EDITORIAL – DO REVIRALHO À VIRAGEM COM BILHETE DE IDA E VOLTA

Imagem2Hoje passa mais um aniversário sobre a Revolta de Fevereiro de 1927, também referida como Revolução de Fevereiro. Foi a primeira tentativa organizada para derrubar a Ditadura Nacional que se instalara em 28 de Maio do ano anterior. Nove meses após o golpe que pôs termo à I República,  entre os dias 3 e 9 de Fevereiro a cidade do Porto foi cenário de uma luta encarniçada. Ali estava instalado o centro de comando dos insurrectos e se travaram os principais recontros. A revolta, liderada pelo general Adalberto de Sousa dias, terminou com a rendição e prisão dos revoltosos e saldou-se em muitas centenas de mortos de feridos no Porto e em Lisboa, onde muitos dos revoltosos sobreviventes foram fuzilados. A Ditadura imnplantara-se sob o pretexto de pôr a casa em ordem, Na realidade, a desordem a que se chegara ao cabo de dezasseis anos de regime republicano era intolerável. E, com o apoio tácito de muitos republicanos, a República caiu, ainda que formalmente tenha continuado. Outros tempos, dir-se-á.

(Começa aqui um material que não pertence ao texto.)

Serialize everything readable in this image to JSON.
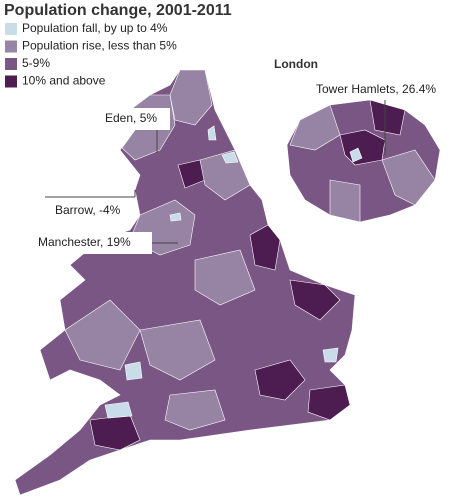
{
  "title": "Population change, 2001-2011",
  "legend": [
    {
      "label": "Population fall, by up to 4%",
      "color": "#c8dce9"
    },
    {
      "label": "Population rise, less than 5%",
      "color": "#9783a3"
    },
    {
      "label": "5-9%",
      "color": "#7a5685"
    },
    {
      "label": "10% and above",
      "color": "#4d1c51"
    }
  ],
  "inset_title": "London",
  "annotations": [
    {
      "label": "Eden, 5%"
    },
    {
      "label": "Barrow, -4%"
    },
    {
      "label": "Manchester, 19%"
    },
    {
      "label": "Tower Hamlets, 26.4%"
    }
  ]
}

Outros tempos, sem dúvida. Mas a natureza humana é a mesma e a democracia representativa por que hoje nos regemos, fornece aos poderosos meios diferentes, mas igualmente eficazes de dominar. E o pretexto que um governo democraticamente eleito usa para cometer toda a epécie de arbitrariedades é o mesmo – pôr a casa em ordem.  Fernando Ulrich, o homem do momento pelas piores razões, após as suas lamentáveis declarações – “Ai aguenta, aguenta. Não gostamos, mas Portugal aguenta”. vem desmentir que disse o que toda a gente o ouviu dizer e defende que este governo “vai chegar ao fim, cumprir a legislatura e o mandato que tem na Assembleia da República”. O presidente do BPI diz mesmo: “Não vejo como pode não ser assim”, considerando que “não existem contradição entre política do governo e as palavras do presidente da República”. (…) “Tendo deixado o país chegar ao chegou não havia outra alternativa que não fosse pôr a casa em ordem” E diz que estamos num “momento de viragem” (…) “Estamos numa situação em que começa a ser plausível que o investimento comece a recuperar na economia portuguesa”.

Viragem? Para onde e para quê?

O movimento revoltoso de 1927 foi  considerado o primeiro de uma longa série de revoltas, genericamente desgnadas por “Reviralhismo”. Viragem – reviragem . reviralho – reviralhismo. Os miseráveis como este homem, como Vítor Gaspar, como Passos Coelho, não percebem que Portugal, que é o povo português e não a manada de bandalhos que à sua custa vive, aguenta, aguenta… até que acorda. Esquecem-se de que a viragem pode virar (passe o brasileirismo) reviralho.